The Dear Hunter
North American EP
Produit par Casey Crescenzo
1- Magic Beans / 2- Four Amigos / 3- Shlammin' Salmon / 4- Classic Wrock / 5- Burritokyo


Un groupe comme The Dear Hunter ne cessera décidément jamais de nous surprendre. Menée par l’infatigable Casey Crescenzo, la formation américaine s’est forgée une réputation - certes confidentielle, mais solide - grâce à des concepts ambitieux déployés sur plusieurs albums livrés dans un ordre chronologique rigoureux. Pourtant, elle n’a jamais hésité à emprunter des détours pour le moins inattendus, cultivant une forme d’imprévisibilité qui continue de désarçonner, mais aussi de fasciner, son public. Alors que l’on espérait enfin voir débarquer le dernier Acte de son hexalogie du Dear Hunter, le groupe nous proposait à la place The Fox & the Hunt (2020), relecture symphonique de son univers. Et lorsque l’on attendait, pour cette rentrée, la suite de la très prometteuse fresque dystopique amorcée avec Antimai en 2022, nous voilà face à un EP sorti de nulle part, affublé d’un titre un brin exclusif et d’une pochette... étonnamment peu engageante.
En creusant un peu (le groupe n’ayant pas spécialement communiqué autour de cette parution), on découvre que ce North American EP est lié au documentaire consacré à la tournée nord-américaine de 2023 - un reportage qui, fidèle à l’esprit de la maison, a servi de point de départ à une comédie surréaliste mettant en scène une série d’événements aussi étranges qu’absurdes*. Quant à l’EP lui-même, il rassemble cinq morceaux sans véritable fil conducteur, que l’on devine issus de sessions éparses captées durant la tournée, complétés peut-être par quelques chutes de Antimai.

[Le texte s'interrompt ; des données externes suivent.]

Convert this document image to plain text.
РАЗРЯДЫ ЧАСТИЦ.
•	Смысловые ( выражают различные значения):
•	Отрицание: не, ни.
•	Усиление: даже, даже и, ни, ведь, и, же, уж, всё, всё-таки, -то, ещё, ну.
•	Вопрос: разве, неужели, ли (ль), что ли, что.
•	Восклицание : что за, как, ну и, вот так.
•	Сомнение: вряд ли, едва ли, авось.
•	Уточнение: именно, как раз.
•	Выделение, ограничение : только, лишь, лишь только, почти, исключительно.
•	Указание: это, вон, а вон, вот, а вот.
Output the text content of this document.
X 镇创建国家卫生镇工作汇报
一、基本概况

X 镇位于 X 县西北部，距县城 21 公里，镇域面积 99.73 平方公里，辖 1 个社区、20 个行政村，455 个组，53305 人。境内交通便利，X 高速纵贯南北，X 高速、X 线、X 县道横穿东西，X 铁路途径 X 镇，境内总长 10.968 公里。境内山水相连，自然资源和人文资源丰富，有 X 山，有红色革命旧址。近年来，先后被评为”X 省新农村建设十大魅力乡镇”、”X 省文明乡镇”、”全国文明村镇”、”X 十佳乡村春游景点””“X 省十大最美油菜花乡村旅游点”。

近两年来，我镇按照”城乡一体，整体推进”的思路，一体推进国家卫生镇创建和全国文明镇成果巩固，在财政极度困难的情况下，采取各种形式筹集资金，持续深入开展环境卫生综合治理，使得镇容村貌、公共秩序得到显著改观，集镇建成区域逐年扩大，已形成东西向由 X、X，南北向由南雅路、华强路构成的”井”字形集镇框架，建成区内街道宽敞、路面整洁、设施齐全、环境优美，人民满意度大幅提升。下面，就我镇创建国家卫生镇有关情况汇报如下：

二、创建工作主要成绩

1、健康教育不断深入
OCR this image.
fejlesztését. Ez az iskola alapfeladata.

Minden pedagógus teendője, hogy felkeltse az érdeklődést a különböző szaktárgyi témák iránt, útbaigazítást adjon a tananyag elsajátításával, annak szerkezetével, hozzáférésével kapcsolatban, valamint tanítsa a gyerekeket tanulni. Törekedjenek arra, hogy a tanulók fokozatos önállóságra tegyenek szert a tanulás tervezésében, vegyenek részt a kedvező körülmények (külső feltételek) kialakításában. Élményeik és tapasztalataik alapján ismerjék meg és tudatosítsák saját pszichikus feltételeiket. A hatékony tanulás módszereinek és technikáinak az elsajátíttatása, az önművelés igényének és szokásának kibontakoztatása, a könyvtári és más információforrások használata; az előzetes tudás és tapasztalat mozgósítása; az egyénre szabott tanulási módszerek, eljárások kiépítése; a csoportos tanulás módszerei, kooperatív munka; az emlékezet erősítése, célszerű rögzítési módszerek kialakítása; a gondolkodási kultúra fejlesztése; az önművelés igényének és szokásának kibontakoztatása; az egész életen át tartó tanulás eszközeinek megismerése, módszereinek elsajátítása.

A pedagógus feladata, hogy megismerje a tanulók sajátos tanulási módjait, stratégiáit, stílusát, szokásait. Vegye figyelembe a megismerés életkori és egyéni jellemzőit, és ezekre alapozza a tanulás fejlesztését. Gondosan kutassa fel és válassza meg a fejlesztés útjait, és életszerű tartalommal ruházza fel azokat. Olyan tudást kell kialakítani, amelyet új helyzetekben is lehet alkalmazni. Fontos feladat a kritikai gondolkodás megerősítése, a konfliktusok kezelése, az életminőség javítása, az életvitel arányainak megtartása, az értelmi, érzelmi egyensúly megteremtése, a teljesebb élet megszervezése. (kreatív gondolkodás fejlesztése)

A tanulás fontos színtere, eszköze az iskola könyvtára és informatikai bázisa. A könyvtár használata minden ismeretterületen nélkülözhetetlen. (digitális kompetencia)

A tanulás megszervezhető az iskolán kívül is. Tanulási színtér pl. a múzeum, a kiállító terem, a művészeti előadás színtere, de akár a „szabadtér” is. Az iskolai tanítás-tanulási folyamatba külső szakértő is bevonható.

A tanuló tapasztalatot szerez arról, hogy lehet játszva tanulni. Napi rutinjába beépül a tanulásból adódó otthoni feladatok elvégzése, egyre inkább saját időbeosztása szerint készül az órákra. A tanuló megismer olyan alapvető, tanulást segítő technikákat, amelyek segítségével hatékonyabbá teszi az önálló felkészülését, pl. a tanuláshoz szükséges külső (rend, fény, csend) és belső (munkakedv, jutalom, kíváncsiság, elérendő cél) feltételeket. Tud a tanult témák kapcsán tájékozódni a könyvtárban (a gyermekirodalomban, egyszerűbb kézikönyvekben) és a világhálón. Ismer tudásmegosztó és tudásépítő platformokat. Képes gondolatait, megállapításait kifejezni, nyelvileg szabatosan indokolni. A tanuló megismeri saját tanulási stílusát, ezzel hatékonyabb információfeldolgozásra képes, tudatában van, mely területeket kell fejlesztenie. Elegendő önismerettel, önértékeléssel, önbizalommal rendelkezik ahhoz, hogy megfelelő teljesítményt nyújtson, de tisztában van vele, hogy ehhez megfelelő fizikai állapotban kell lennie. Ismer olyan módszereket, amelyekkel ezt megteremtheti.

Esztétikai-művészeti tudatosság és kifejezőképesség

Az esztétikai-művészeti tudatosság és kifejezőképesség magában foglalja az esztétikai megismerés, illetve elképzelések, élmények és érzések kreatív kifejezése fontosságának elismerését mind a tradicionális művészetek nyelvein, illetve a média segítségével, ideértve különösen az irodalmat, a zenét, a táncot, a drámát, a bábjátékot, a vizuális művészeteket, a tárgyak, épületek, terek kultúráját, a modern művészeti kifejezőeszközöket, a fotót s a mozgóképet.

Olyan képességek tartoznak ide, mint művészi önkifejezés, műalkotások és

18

Rien de renversant sur le papier, mais il serait dommage de négliger une production estampillée TDH. Car même lorsqu’ils s’autorisent un détour plus léger, voire anecdotique, Casey Crescenzo et les siens restent bien au-dessus de la mêlée dans le paysage du rock indépendant.
Très classique dans sa forme et un brin racoleur avec son introduction synthétique dopée au vocodeur, "Magic Beans" séduit pourtant par l’énergie positive qu’il dégage : un couplet raffiné et lumineux, des intonations vocales multiples, des élans gospel chaleureux, et un solo de guitare académique, presque old school. "Four Amigos", quant à lui, revient à une formule plus rock, dont la mélodie évoque clairement Honorary Astronaut, le projet solo de Crescenzo — au point de susciter une certaine impression de déjà-vu, voire de recyclage. Les deux titres suivants, "Shlammin’ Salmon" et "Classic Wrock", semblent tout droit issus des sessions de Antimai. On y retrouve cette approche plus théâtrale typique du groupe, avec des structures volontairement fragmentées, des sonorités inédites (associées à quelques sections de cuivres) et des breaks imprévisibles. Si certains fans de la première heure pourront rester sur leur faim, le dernier morceau, "Burritockyo", vient à lui seul justifier l’écoute de l’EP. D’une pop sensible et rêveuse, portée par des chœurs évoquant par instants Elbow, ce titre s’apprécie comme une friandise soyeuse et réconfortante, grâce à une mélodie qui s’installe sans prévenir dans un coin de notre esprit pour ne plus nous lâcher.
Sans forcer et sans prétention, les Américains livrent un amuse-bouche tout à fait sympathique - à défaut d’être indispensable - en attendant un plat plus consistant, qui ne saurait tarder. Au pire, cela fera un excellent prétexte pour se replonger dans la foisonnante discographie de The Dear Hunter, histoire de se mettre en condition avant leur concert parisien du 27 septembre. Un rendez-vous à ne manquer sous aucun prétexte, tant une telle apparition reste rare dans nos contrées…
* L’auteur de ces lignes n’ayant pas encore eu l’occasion de visionner ledit documentaire, on se contentera de signaler aux curieux qu’il est disponible en Blu-ray sur la boutique officielle du groupe.